Men’s health and well-being has a crucial financial and  social impact within American families and communities.  This impact is  highlighted by an Administration on Aging study which found that more than  half the elderly widows living in poverty were not poor before the death of their husbands.*  We also understand that health disparities exist and that Healthy People 2010 made one of its core issues the elimination of gender disparities.

Across all racial and ethnic categories, American men live  less healthy lives and die younger than American women.  Engaging men in  health care has enormous benefits for women, children, and society.

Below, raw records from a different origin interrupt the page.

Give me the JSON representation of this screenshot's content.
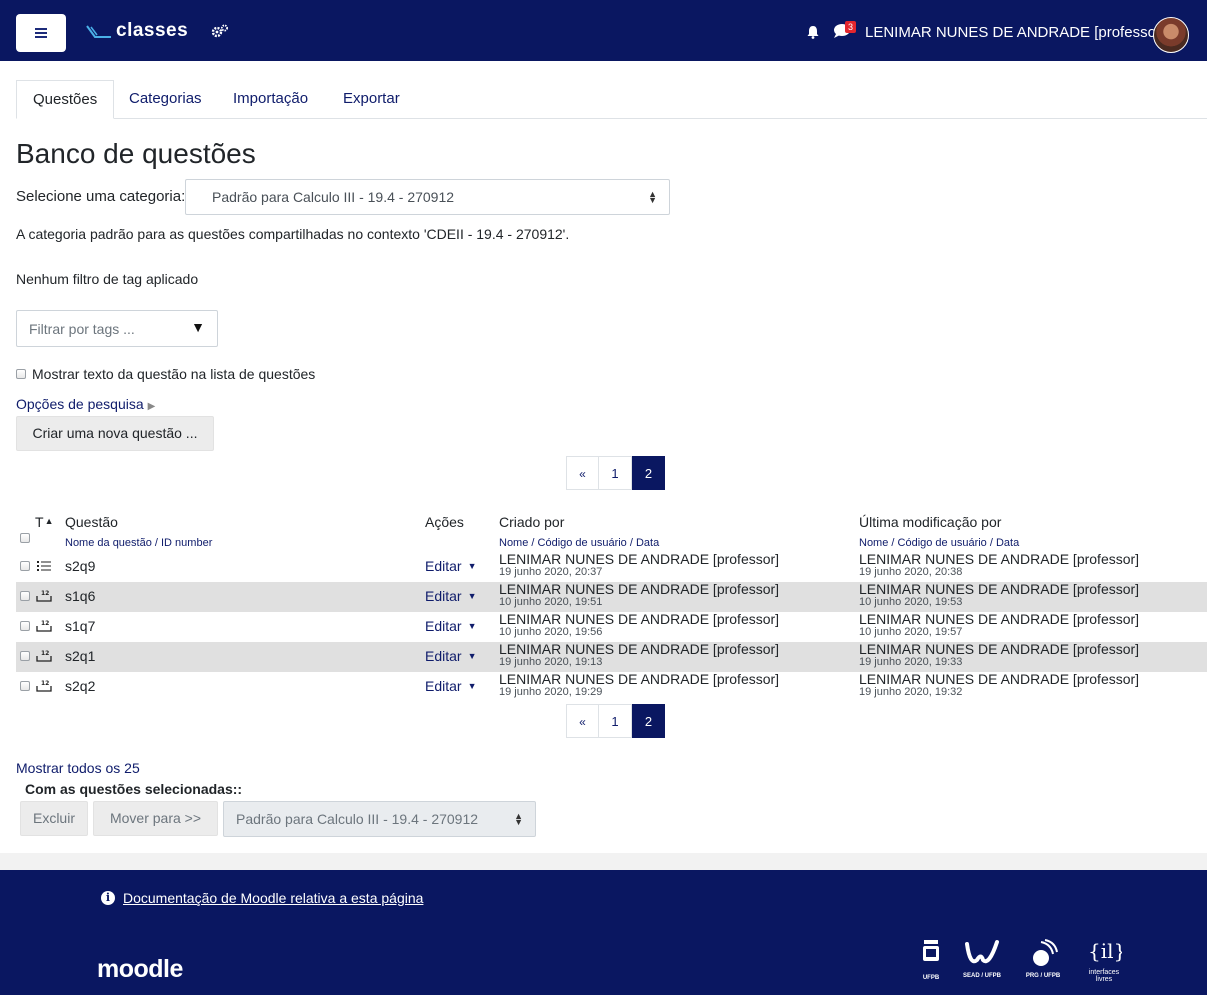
{
  "navbar": {
    "brand": "classes",
    "notification_count": "3",
    "user_name": "LENIMAR NUNES DE ANDRADE [professor]"
  },
  "tabs": [
    "Questões",
    "Categorias",
    "Importação",
    "Exportar"
  ],
  "page_title": "Banco de questões",
  "category": {
    "label": "Selecione uma categoria:",
    "selected": "Padrão para Calculo III - 19.4 - 270912",
    "description": "A categoria padrão para as questões compartilhadas no contexto 'CDEII - 19.4 - 270912'."
  },
  "tag_filter": {
    "status": "Nenhum filtro de tag aplicado",
    "placeholder": "Filtrar por tags ..."
  },
  "show_question_text_label": "Mostrar texto da questão na lista de questões",
  "search_options_label": "Opções de pesquisa",
  "create_button": "Criar uma nova questão ...",
  "pagination": {
    "prev": "«",
    "pages": [
      "1",
      "2"
    ],
    "current": "2"
  },
  "table": {
    "headers": {
      "type": "T",
      "question": "Questão",
      "question_sub": "Nome da questão / ID number",
      "actions": "Ações",
      "created_by": "Criado por",
      "created_sub": "Nome / Código de usuário / Data",
      "modified_by": "Última modificação por",
      "modified_sub": "Nome / Código de usuário / Data"
    },
    "rows": [
      {
        "type": "multichoice",
        "name": "s2q9",
        "action": "Editar",
        "created_name": "LENIMAR NUNES DE ANDRADE [professor]",
        "created_date": "19 junho 2020, 20:37",
        "modified_name": "LENIMAR NUNES DE ANDRADE [professor]",
        "modified_date": "19 junho 2020, 20:38"
      },
      {
        "type": "numerical",
        "name": "s1q6",
        "action": "Editar",
        "created_name": "LENIMAR NUNES DE ANDRADE [professor]",
        "created_date": "10 junho 2020, 19:51",
        "modified_name": "LENIMAR NUNES DE ANDRADE [professor]",
        "modified_date": "10 junho 2020, 19:53"
      },
      {
        "type": "numerical",
        "name": "s1q7",
        "action": "Editar",
        "created_name": "LENIMAR NUNES DE ANDRADE [professor]",
        "created_date": "10 junho 2020, 19:56",
        "modified_name": "LENIMAR NUNES DE ANDRADE [professor]",
        "modified_date": "10 junho 2020, 19:57"
      },
      {
        "type": "numerical",
        "name": "s2q1",
        "action": "Editar",
        "created_name": "LENIMAR NUNES DE ANDRADE [professor]",
        "created_date": "19 junho 2020, 19:13",
        "modified_name": "LENIMAR NUNES DE ANDRADE [professor]",
        "modified_date": "19 junho 2020, 19:33"
      },
      {
        "type": "numerical",
        "name": "s2q2",
        "action": "Editar",
        "created_name": "LENIMAR NUNES DE ANDRADE [professor]",
        "created_date": "19 junho 2020, 19:29",
        "modified_name": "LENIMAR NUNES DE ANDRADE [professor]",
        "modified_date": "19 junho 2020, 19:32"
      }
    ]
  },
  "show_all": "Mostrar todos os 25",
  "bulk": {
    "label": "Com as questões selecionadas::",
    "delete": "Excluir",
    "move": "Mover para >>",
    "target": "Padrão para Calculo III - 19.4 - 270912"
  },
  "footer": {
    "doc_link": "Documentação de Moodle relativa a esta página",
    "logo": "moodle",
    "partners": [
      "UFPB",
      "SEAD / UFPB",
      "PRG / UFPB",
      "interfaces livres"
    ]
  },
  "colors": {
    "primary": "#0a1761",
    "badge": "#e3262e",
    "stripe": "#e0e0e0"
  }
}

Specifically, we encourage language within the final  health reform legislation that will address these concerns:

  • Current state mandates on health insurance coverage  must be honored.  The Essential Benefits Package as presently written  (in the House bill) will offer only those preventive services actively recommended by the US Preventive Services Task Force (USPSTF). However, the USPSTF does not recommend many services now required by many  different states. As just one example, at least 36 states require private  insurers to cover testing for prostate cancer. The 2006 Census estimates  found over 35 million men between the ages of 40 and 64 in those 36  states.  Those 35 million men now have coverage for prostate cancer testing if they have health insurance.  They will not be covered under the Essential Benefits Package unless state mandates are honored, and would therefore lose their right to understand their potential for risk of the most prevalent form of cancer in men.
  • The Senate and House bills each establish means  whereby government will determine how best to proceed with prevention and wellness activities in both the private and public sectors.  In  making these determinations, advice will be sought by the heads of various agencies, including the Office on Women’s Health.  This highlights the need for an Office on Men’s Health to advise, recommend and direct wellness and prevention efforts for men and boys.

Sincerely

as well as an additional 19 state-based prostate cancer organizations.

*Meeting the Needs of Older Women: A Diverse  and Growing Population, The Many Faces of Aging, U.S. Administration on Aging.  June 20, 2001.